A more detailed description of the CERT items is available in the Explanation and Elaboration Statement.23 This statement was used to guide the scope and interpretation of each CERT item. Each CERT item was rated as ‘yes’ (criterion met, indicating item clearly reported), ‘no’ (indicating item not reported or not clearly described) or ‘unsure’, and an overall rating of the exercise description was also made. For no or unsure responses, detailed comments about what was missing or what was unclear were recorded. We summed the number of items rated as yes to compute a total score ranging from 0 to 19 (0=no items clearly described to 19=all CERT items clearly described).
If the authors specifically referred to published protocols, online appendices and supplementary data, the reviewers retrieved and extracted these additional data when relevant. The reviewers also recorded whether the study was published in an open access journal and how easy the intervention description was to access (ie, available in the published paper or required additional data from other sources and, if so, whether this was open access).

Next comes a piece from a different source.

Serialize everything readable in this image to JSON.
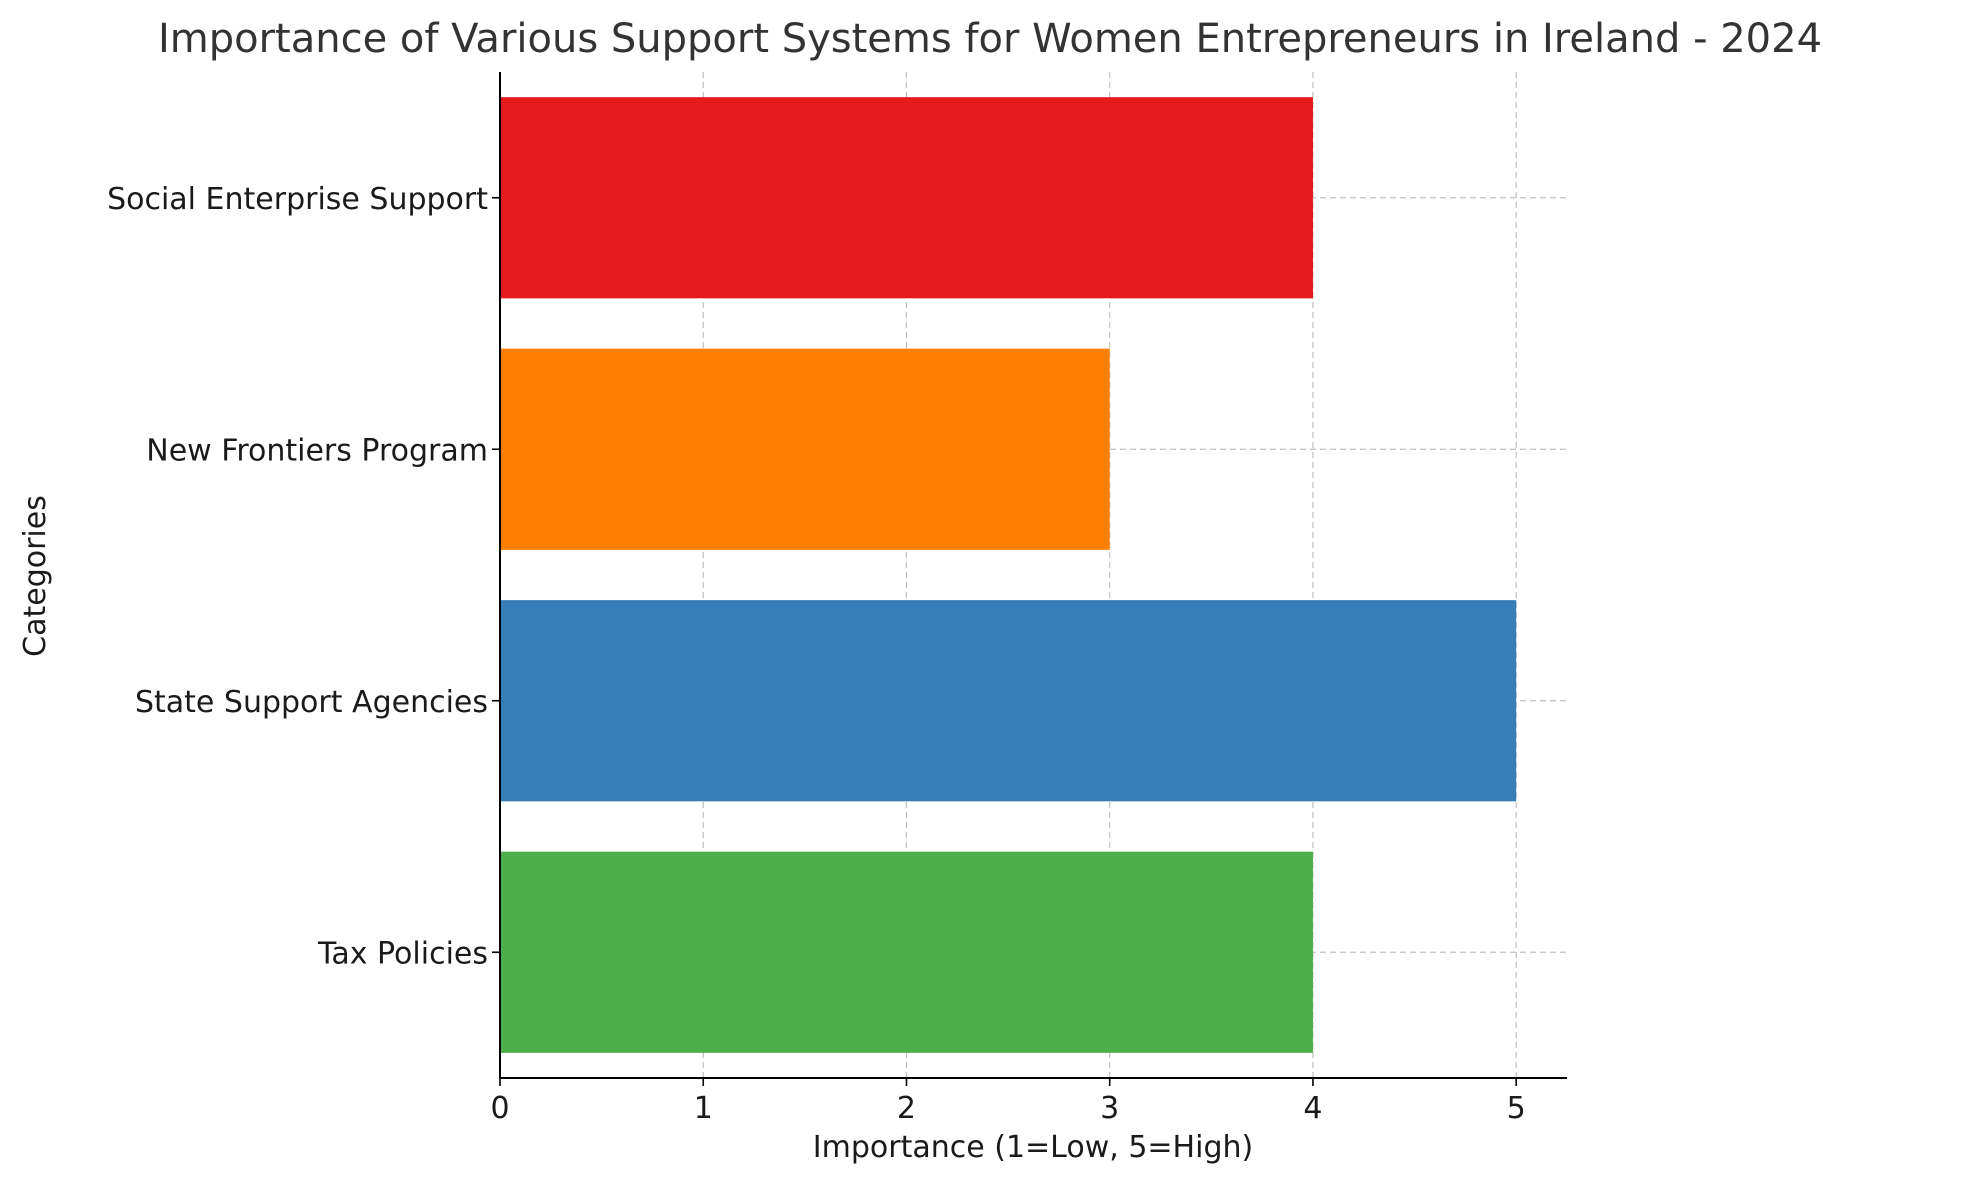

Following completion of the review by both reviewers, any disagreements were discussed. If agreement could not be reached, an independent arbiter from the research team was to be consulted.
Risk of bias assessment
Risk of bias assessments of the included trials, based on the Cochrane Risk of Bias Tool,25 were taken from the original Cochrane Review.11 The following domains were assessed: random sequence generation, allocation concealment, blinding of participants and personnel, and blinding of outcome assessment (subjective and objective). The risk of bias figure was prepared using RevMan V.5.3 (The Nordic Cochrane Centren, Copenhagen)
Inter-rater reliability
Inter-rater reliability of the CERT was assessed for each of the 19 CERT items (including subitems a and b for items 7, 14 and 16) using percentage agreement26 and the prevalence and bias adjusted kappa (PABAK) coefficient.27 While kappa statistics measures chance-adjusted agreement and is therefore more robust than simple percentage agreement, when the prevalence of one of the categories is much higher than that of the other, chance agreement will be high and kappa can have unexpectedly low values.26–28 For percentage agreement, a score of 70% or greater is considered acceptable and ≥80% is considered high.28 For PABAK coefficients, the strength of agreement is interpreted as follows: 0=poor, 0.01–0.20=slight, 0.21–0.40=fair, 0.41–0.60=moderate, 0.61–0.80=substantial and 0.81–1=excellent.28
Data analysis
Data were entered into SPSS V.22 and were analysed using descriptive statistics and narrative summaries. For each study, the total CERT score was presented together with the percentage of a maximum CERT score of 19. The bootstrapped median was calculated using STATA (Version 12. College Station, TX, United States of America). Bootstrapping is a statistical method based on simulation of random sampling from the available data. We have performed 10 000 repetitions of the sampling creating samples with the same statistical properties as the original data set. The estimate of the median and 95% CI were calculated directly from the simulated repeated sampling. In this way, we did not have to assume any statistical distribution for the median and achieved a higher level of precision when constructing the CI.